Some people say that elk hunting is like spring turkey hunting in Missouri – make a sound like a female; the male responds, comes to the call and you shoot him – simple as that. From personal experience I can confirm that this is a good strategy and sometimes it works – for turkey and also for elk.
This bull responded to our cow call from across the valley at the base of the mountain – about 1500 yards away. For 20 minutes we communicated back and forth in elk language, but he never came closer. Then all of a sudden something must have tripped his switch, as he began moving in our direction.
We got a glimpse as he came down out of the dark pines and stepped into a small clearing; he was definitely a mature bull, but at that distance we couldn’t tell much. The valley floor was pasture, broken by scattered clumps of pinion trees and we could see the bull from time to time as he slowly made his way toward us. He was about 350 yards out when another switch tripped in his brain and he began to trot. But, he didn’t come straight in; he was on a line that would take him about 60 yards to our right, out of sight behind a large clump of trees. What was this elk thinking?
I was crouched behind a pinion at the corner of the trees with my guide, David Allen of RMEF, and a camera crew to the rear. Then I heard him running and presumed he had caught our wind, and was outta there. But in the next instant I realized he was coming toward us – and coming fast. I went to a kneeling position, with my rifle at the ready.

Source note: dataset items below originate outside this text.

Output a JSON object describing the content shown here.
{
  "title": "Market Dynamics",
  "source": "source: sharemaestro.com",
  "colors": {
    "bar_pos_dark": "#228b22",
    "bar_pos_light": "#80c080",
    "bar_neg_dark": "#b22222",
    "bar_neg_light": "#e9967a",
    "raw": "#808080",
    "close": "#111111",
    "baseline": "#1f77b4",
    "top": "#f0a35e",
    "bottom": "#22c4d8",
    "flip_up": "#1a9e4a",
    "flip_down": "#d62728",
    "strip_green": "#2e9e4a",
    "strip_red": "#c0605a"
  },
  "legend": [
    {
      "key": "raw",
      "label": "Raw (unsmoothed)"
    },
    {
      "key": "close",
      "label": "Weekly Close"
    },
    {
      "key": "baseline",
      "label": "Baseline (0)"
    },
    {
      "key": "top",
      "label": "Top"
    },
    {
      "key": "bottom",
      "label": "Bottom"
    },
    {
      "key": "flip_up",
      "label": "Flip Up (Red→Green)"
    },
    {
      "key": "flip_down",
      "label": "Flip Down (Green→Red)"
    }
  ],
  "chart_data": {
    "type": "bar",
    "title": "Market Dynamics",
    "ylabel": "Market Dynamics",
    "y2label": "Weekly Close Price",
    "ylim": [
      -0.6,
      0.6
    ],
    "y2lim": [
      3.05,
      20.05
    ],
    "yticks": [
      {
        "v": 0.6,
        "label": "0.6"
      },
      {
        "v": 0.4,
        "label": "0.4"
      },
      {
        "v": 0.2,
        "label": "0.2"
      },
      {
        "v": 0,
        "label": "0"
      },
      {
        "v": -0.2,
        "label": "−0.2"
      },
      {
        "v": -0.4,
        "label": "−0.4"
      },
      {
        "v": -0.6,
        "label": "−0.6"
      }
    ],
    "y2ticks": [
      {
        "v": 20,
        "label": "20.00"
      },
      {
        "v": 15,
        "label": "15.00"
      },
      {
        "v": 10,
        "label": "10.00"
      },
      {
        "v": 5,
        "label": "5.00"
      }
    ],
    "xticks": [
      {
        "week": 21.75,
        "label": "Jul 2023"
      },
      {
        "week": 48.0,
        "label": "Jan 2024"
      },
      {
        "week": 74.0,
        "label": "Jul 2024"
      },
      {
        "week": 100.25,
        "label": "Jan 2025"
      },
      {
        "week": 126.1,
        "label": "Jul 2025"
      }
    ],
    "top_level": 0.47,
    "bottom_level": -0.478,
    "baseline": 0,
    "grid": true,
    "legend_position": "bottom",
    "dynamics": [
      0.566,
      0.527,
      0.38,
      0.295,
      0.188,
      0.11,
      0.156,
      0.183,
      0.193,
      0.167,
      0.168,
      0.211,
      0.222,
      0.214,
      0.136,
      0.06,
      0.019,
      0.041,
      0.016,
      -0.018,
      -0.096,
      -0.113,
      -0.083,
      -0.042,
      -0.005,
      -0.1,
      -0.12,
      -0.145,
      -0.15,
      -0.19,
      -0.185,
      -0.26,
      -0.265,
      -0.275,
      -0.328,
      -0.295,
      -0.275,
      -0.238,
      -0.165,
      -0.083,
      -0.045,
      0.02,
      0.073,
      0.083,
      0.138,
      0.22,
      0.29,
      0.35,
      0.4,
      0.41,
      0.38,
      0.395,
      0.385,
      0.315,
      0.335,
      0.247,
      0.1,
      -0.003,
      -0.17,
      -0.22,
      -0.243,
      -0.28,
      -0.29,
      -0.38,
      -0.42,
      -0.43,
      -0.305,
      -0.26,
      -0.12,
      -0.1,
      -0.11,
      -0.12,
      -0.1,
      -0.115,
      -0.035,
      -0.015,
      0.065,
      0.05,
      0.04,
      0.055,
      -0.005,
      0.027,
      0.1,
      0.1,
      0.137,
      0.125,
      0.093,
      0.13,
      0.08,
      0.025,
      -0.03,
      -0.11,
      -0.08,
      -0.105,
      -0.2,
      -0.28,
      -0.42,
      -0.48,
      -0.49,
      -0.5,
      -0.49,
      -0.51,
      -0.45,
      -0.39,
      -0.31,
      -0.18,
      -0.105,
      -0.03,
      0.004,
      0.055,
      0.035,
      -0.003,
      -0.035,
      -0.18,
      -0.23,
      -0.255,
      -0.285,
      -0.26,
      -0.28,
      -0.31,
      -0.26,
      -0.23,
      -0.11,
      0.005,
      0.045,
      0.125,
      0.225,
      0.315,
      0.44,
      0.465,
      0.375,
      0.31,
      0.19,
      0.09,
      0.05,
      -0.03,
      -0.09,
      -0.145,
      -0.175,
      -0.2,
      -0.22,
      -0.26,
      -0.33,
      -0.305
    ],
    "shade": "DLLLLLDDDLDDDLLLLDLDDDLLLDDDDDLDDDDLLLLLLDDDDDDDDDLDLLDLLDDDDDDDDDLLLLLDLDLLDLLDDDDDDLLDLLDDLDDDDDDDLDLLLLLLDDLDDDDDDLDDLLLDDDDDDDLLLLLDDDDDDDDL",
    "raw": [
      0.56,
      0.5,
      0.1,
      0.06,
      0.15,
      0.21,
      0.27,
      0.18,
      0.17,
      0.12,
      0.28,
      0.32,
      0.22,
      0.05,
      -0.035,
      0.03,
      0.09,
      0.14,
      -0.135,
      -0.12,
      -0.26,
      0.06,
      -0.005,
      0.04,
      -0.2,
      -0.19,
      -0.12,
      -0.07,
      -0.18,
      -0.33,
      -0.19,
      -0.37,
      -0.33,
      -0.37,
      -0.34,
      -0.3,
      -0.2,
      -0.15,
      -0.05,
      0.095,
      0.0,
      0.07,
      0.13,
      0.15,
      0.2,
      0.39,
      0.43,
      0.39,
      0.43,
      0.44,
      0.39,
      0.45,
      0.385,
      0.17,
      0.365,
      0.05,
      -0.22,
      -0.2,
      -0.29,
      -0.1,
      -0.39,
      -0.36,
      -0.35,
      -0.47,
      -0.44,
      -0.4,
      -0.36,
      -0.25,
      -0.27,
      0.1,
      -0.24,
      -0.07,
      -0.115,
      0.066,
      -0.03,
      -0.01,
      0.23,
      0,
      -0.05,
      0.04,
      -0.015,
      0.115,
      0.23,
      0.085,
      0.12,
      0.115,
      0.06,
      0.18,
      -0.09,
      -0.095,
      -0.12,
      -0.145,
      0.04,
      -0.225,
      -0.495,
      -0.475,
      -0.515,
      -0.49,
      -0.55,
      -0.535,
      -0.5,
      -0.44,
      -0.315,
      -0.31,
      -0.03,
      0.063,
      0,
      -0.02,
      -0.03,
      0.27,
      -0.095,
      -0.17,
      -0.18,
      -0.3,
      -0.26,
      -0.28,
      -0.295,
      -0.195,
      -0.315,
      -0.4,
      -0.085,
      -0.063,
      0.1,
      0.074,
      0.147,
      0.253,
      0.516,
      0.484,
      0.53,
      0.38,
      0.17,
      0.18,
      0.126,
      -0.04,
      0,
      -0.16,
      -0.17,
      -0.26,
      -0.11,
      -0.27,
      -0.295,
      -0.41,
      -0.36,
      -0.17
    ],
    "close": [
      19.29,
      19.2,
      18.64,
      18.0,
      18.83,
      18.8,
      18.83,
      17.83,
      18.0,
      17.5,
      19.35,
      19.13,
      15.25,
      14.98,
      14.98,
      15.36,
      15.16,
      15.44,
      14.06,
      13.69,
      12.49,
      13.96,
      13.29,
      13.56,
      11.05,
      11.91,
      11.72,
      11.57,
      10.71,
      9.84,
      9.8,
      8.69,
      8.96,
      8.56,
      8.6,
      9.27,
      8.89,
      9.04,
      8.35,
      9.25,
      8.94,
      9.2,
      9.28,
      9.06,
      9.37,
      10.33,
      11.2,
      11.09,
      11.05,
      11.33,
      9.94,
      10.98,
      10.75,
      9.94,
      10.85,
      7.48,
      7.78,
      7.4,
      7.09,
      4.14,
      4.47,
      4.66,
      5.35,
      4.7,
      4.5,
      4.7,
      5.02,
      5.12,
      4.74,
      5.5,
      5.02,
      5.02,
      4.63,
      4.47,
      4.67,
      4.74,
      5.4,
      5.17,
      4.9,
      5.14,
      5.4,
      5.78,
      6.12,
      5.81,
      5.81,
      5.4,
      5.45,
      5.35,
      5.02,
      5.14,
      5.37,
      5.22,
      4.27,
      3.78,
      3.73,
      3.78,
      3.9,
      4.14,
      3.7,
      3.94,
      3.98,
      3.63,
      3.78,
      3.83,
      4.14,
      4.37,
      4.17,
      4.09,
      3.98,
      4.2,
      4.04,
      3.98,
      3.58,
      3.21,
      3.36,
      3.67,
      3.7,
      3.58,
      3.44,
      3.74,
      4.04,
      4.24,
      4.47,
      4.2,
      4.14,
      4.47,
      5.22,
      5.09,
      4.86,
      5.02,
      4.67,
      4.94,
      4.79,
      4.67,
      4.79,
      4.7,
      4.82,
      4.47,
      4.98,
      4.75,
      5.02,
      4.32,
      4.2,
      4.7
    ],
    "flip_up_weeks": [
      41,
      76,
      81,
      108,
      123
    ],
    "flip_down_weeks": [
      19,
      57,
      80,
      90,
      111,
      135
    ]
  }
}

He came into sight at a full run and David gave a cow call. The bull stopped on a dime and turned to face us – at 10 steps. Now, what was he thinking?
I put a Nosler 165 grain Partition Gold into his chest – a bit high and through the top of his lungs. He turned and ran casually to my left as if nothing had happened; so I bolted in another round and shot him behind the shoulder at 45 yards – and it was over, except for taking pictures and this memory.